Костика ожидал конверт с обещанным письмом к москвичу.
– Когда-то мы были с ним хороши, – сказал Ордынцев, – и отношения были теплыми, и мнение мое для него что-то значило. Будем же уповать на то, что он вас встретит с должным вниманием. Рекомендую я вас со спокойной душой. Человек вы способный, с живым умом.
«Слишком живым», – вздохнул про себя молодой гость, слушая, как говорит хозяин – негромко, подчеркнуто неторопливо.

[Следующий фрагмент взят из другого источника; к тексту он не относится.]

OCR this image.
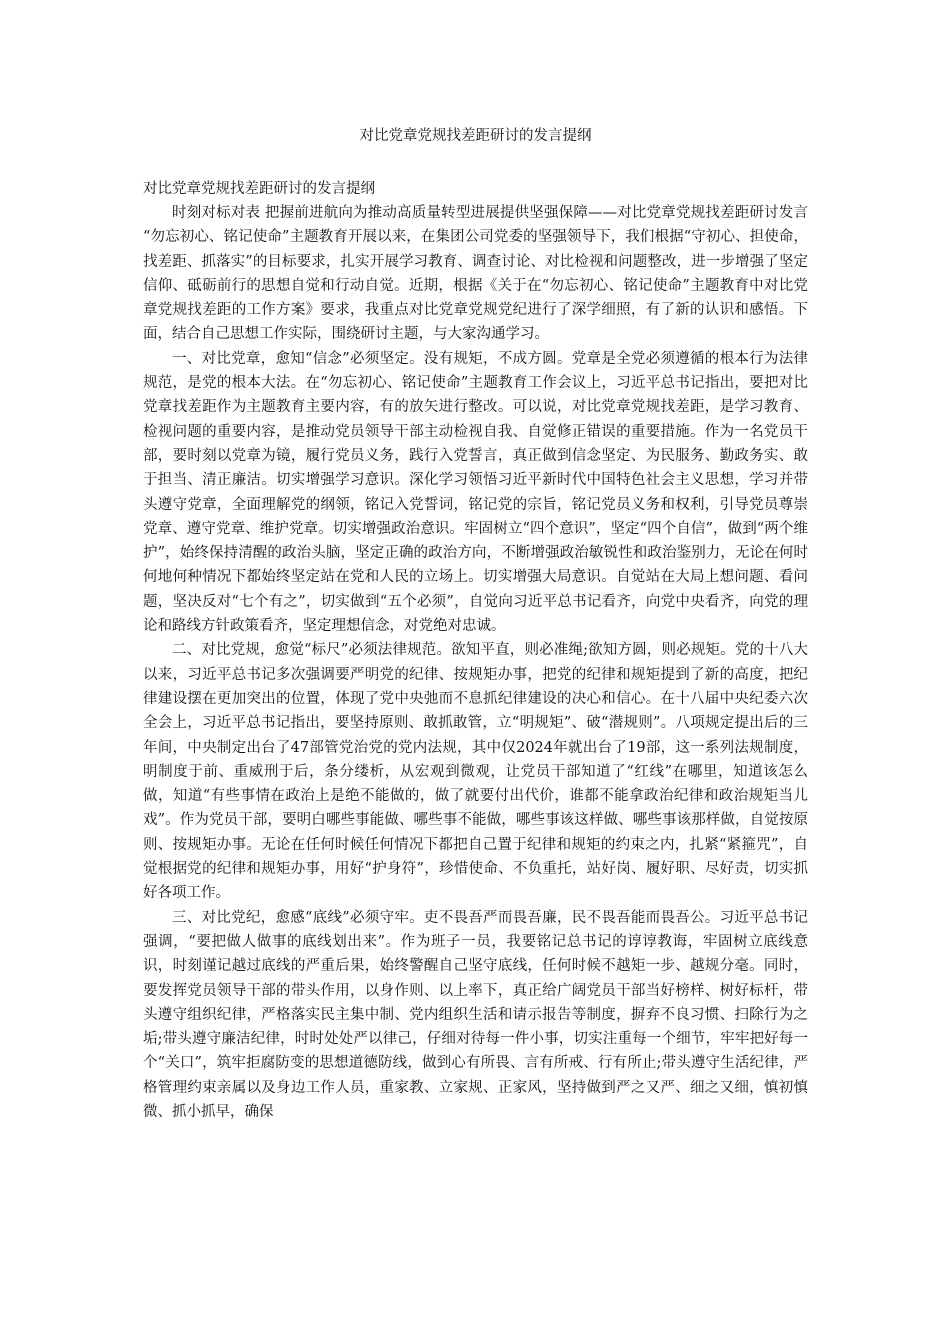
对比党章党规找差距研讨的发言提纲
对比党章党规找差距研讨的发言提纲

时刻对标对表 把握前进航向为推动高质量转型进展提供坚强保障——对比党章党规找差距研讨发言 “勿忘初心、铭记使命”主题教育开展以来，在集团公司党委的坚强领导下，我们根据“守初心、担使命，找差距、抓落实”的目标要求，扎实开展学习教育、调查讨论、对比检视和问题整改，进一步增强了坚定信仰、砥砺前行的思想自觉和行动自觉。近期，根据《关于在“勿忘初心、铭记使命”主题教育中对比党章党规找差距的工作方案》要求，我重点对比党章党规党纪进行了深学细照，有了新的认识和感悟。下面，结合自己思想工作实际，围绕研讨主题，与大家沟通学习。

一、对比党章，愈知“信念”必须坚定。没有规矩，不成方圆。党章是全党必须遵循的根本行为法律规范，是党的根本大法。在“勿忘初心、铭记使命”主题教育工作会议上，习近平总书记指出，要把对比党章找差距作为主题教育主要内容，有的放矢进行整改。可以说，对比党章党规找差距，是学习教育、检视问题的重要内容，是推动党员领导干部主动检视自我、自觉修正错误的重要措施。作为一名党员干部，要时刻以党章为镜，履行党员义务，践行入党誓言，真正做到信念坚定、为民服务、勤政务实、敢于担当、清正廉洁。切实增强学习意识。深化学习领悟习近平新时代中国特色社会主义思想，学习并带头遵守党章，全面理解党的纲领，铭记入党誓词，铭记党的宗旨，铭记党员义务和权利，引导党员尊崇党章、遵守党章、维护党章。切实增强政治意识。牢固树立“四个意识”，坚定“四个自信”，做到“两个维护”，始终保持清醒的政治头脑，坚定正确的政治方向，不断增强政治敏锐性和政治鉴别力，无论在何时何地何种情况下都始终坚定站在党和人民的立场上。切实增强大局意识。自觉站在大局上想问题、看问题，坚决反对“七个有之”，切实做到“五个必须”，自觉向习近平总书记看齐，向党中央看齐，向党的理论和路线方针政策看齐，坚定理想信念，对党绝对忠诚。

二、对比党规，愈觉“标尺”必须法律规范。欲知平直，则必准绳;欲知方圆，则必规矩。党的十八大以来，习近平总书记多次强调要严明党的纪律、按规矩办事，把党的纪律和规矩提到了新的高度，把纪律建设摆在更加突出的位置，体现了党中央弛而不息抓纪律建设的决心和信心。在十八届中央纪委六次全会上，习近平总书记指出，要坚持原则、敢抓敢管，立“明规矩”、破“潜规则”。八项规定提出后的三年间，中央制定出台了47部管党治党的党内法规，其中仅2024年就出台了19部，这一系列法规制度，明制度于前、重威刑于后，条分缕析，从宏观到微观，让党员干部知道了“红线”在哪里，知道该怎么做，知道“有些事情在政治上是绝不能做的，做了就要付出代价，谁都不能拿政治纪律和政治规矩当儿戏”。作为党员干部，要明白哪些事能做、哪些事不能做，哪些事该这样做、哪些事该那样做，自觉按原则、按规矩办事。无论在任何时候任何情况下都把自己置于纪律和规矩的约束之内，扎紧“紧箍咒”，自觉根据党的纪律和规矩办事，用好“护身符”，珍惜使命、不负重托，站好岗、履好职、尽好责，切实抓好各项工作。

三、对比党纪，愈感“底线”必须守牢。吏不畏吾严而畏吾廉，民不畏吾能而畏吾公。习近平总书记强调，“要把做人做事的底线划出来”。作为班子一员，我要铭记总书记的谆谆教诲，牢固树立底线意识，时刻谨记越过底线的严重后果，始终警醒自己坚守底线，任何时候不越矩一步、越规分毫。同时，要发挥党员领导干部的带头作用，以身作则、以上率下，真正给广阔党员干部当好榜样、树好标杆，带头遵守组织纪律，严格落实民主集中制、党内组织生活和请示报告等制度，摒弃不良习惯、扫除行为之垢;带头遵守廉洁纪律，时时处处严以律己，仔细对待每一件小事，切实注重每一个细节，牢牢把好每一个“关口”，筑牢拒腐防变的思想道德防线，做到心有所畏、言有所戒、行有所止;带头遵守生活纪律，严格管理约束亲属以及身边工作人员，重家教、立家规、正家风，坚持做到严之又严、细之又细，慎初慎微、抓小抓早，确保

От такой подачи каждое слово обретает значительность и вес. «Умный не частит», – подумал Костик, с грустью понимая, что такой стиль общения ему пока еще не доступен, – возраст быстро даст себя знать.
Вошла жена профессора с подносом в руках, черным, в затейливых цветных узорах. На подносе стояли две чашки с чаем и тарелочка с галетами.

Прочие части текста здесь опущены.